This is just an unnecessary, depressing rant.
All my life I was considered to be an over-achiever, in fact at one point my parents were convinced I was going to study law because I was apparently so capable. I did well throughout high school, with even my teachers thinking that I'll get a really good final mark and estimating my atar in the 90's. I received academic awards, and genuinely prided on the fact that I was ~intelligent~ and I always saw UNSW as my next stage in life but right now I definitely know it's not going to happen.
I don't know why but this year everything just went to shits. This is the worst year I have ever performed in my life. It's been a constant brick in the fact on how I'm reminded that I'm not as good as I thought I was, and the fact the only exam I feel pretty confident that I did better than my trials was English. I feel like I can't get into any universities near me, not only that my parents are my entire family are going to be significantly and extremely disappointed/angry with me if I didn't get into UNSW. I honestly tried so hard and studied so much for Biology and Maths but yesterday and the day before robbed me and made me feel so pathetic. The only hope is that I can get a high band 5 in both Ext. Eng or Business, but I really doubt that since my internal marks were averaging mid-band 4's and my subjects scale so poorly. I feel so dumb, and so stupid right now and like it's really hard not to cry every minute at the thought of waking up and seeing my atar is 50. It just feels like all those past papers and study I spent for my subjects were not even recognised at all.

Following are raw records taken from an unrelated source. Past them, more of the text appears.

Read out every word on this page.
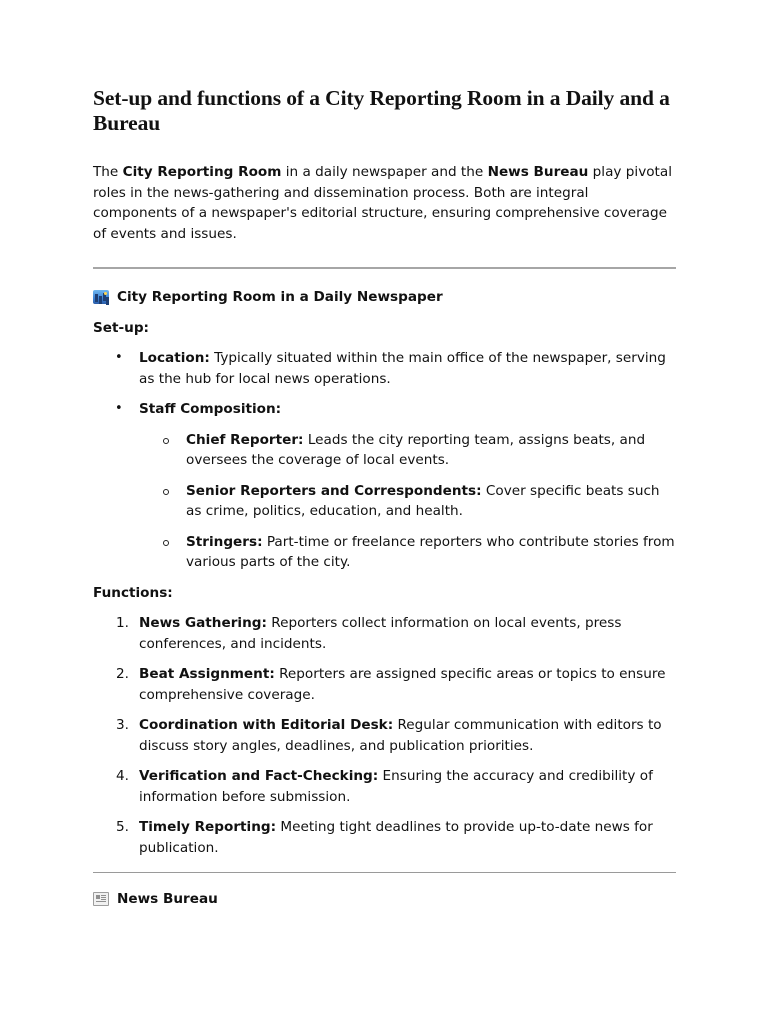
Set-up and functions of a City Reporting Room in a Daily and a Bureau

The City Reporting Room in a daily newspaper and the News Bureau play pivotal roles in the news-gathering and dissemination process. Both are integral components of a newspaper's editorial structure, ensuring comprehensive coverage of events and issues.

City Reporting Room in a Daily Newspaper
Set-up:
• Location: Typically situated within the main office of the newspaper, serving as the hub for local news operations.
• Staff Composition:
Chief Reporter: Leads the city reporting team, assigns beats, and oversees the coverage of local events.
Senior Reporters and Correspondents: Cover specific beats such as crime, politics, education, and health.
Stringers: Part-time or freelance reporters who contribute stories from various parts of the city.
Functions:
1. News Gathering: Reporters collect information on local events, press conferences, and incidents.
2. Beat Assignment: Reporters are assigned specific areas or topics to ensure comprehensive coverage.
3. Coordination with Editorial Desk: Regular communication with editors to discuss story angles, deadlines, and publication priorities.
4. Verification and Fact-Checking: Ensuring the accuracy and credibility of information before submission.
5. Timely Reporting: Meeting tight deadlines to provide up-to-date news for publication.
News Bureau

I know that ATAR isn't everything and that I can transfer what not, but it's just that it feels all my 13 years of being praised for being ~smart~ was completely shattered.
Firstly, with that bolded point - the perspective that ATAR isn't everything
at this current moment is to people who don't care as much and/or are okay with alternative pathways to get around to things. So in my opinion, its okay to actually see the ATAR as your current everything - otherwise, everyone putting their strongest efforts into the ATAR seen as insignificant would be a seemingly stupid concept.

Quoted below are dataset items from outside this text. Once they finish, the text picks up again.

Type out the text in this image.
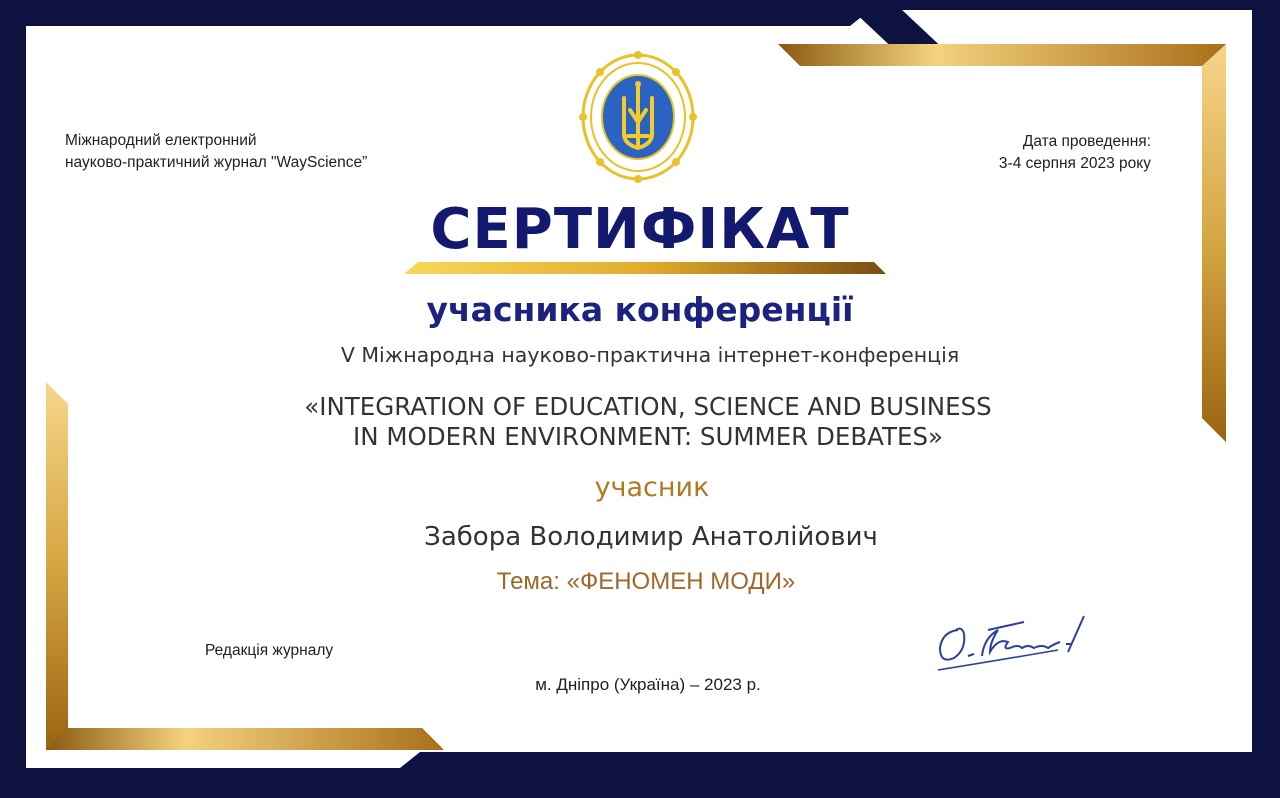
Міжнародний електронний
науково-практичний журнал "WayScience”

Дата проведення:
3-4 серпня 2023 року

СЕРТИФІКАТ
учасника конференції

V Міжнародна науково-практична інтернет-конференція

«INTEGRATION OF EDUCATION, SCIENCE AND BUSINESS
IN MODERN ENVIRONMENT: SUMMER DEBATES»

учасник

Забора Володимир Анатолійович

Тема: «ФЕНОМЕН МОДИ»

Редакція журналу

м. Дніпро (Україна) – 2023 р.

Never ever doubt what you can do to fix your ATAR because the externals is a great playing field for you to show off your exemplar examination taking skills and that your internals is not an accurate representation of your potential.

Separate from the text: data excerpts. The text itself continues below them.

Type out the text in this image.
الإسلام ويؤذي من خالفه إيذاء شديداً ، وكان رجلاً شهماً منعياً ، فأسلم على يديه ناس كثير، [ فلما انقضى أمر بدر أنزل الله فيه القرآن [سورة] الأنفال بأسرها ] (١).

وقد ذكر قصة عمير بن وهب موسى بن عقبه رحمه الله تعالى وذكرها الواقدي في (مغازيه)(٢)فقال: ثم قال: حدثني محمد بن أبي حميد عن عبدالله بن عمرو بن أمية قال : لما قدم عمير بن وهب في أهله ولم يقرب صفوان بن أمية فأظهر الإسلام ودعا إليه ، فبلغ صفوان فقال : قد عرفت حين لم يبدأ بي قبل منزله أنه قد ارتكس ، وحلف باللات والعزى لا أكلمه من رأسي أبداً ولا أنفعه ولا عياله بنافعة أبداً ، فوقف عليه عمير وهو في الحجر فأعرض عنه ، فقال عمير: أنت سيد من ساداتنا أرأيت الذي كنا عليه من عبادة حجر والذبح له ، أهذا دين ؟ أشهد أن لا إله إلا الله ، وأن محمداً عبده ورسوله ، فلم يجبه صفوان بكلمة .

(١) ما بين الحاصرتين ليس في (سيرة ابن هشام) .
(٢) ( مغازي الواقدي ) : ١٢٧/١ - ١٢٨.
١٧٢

I'm unsure as to what exams you have left - but this is what I can for Business Studies - pinpoint your weak topics (2 max) and do them as short answers + (unsure how many days you have left) but write as many essays you can (or at least essay plans so you will not get thrown off on the day!!!).
Additionally, I am 100% willing for you to add me on Facebook and to have 1-1 interaction to assist you with Business Studies so you have at least someone to ask for help with actively.
Jac babe, this is the best advice I can give right now:
Never go into an exam with a mindset that you can't do it - thats just admitting that you're ready to lose.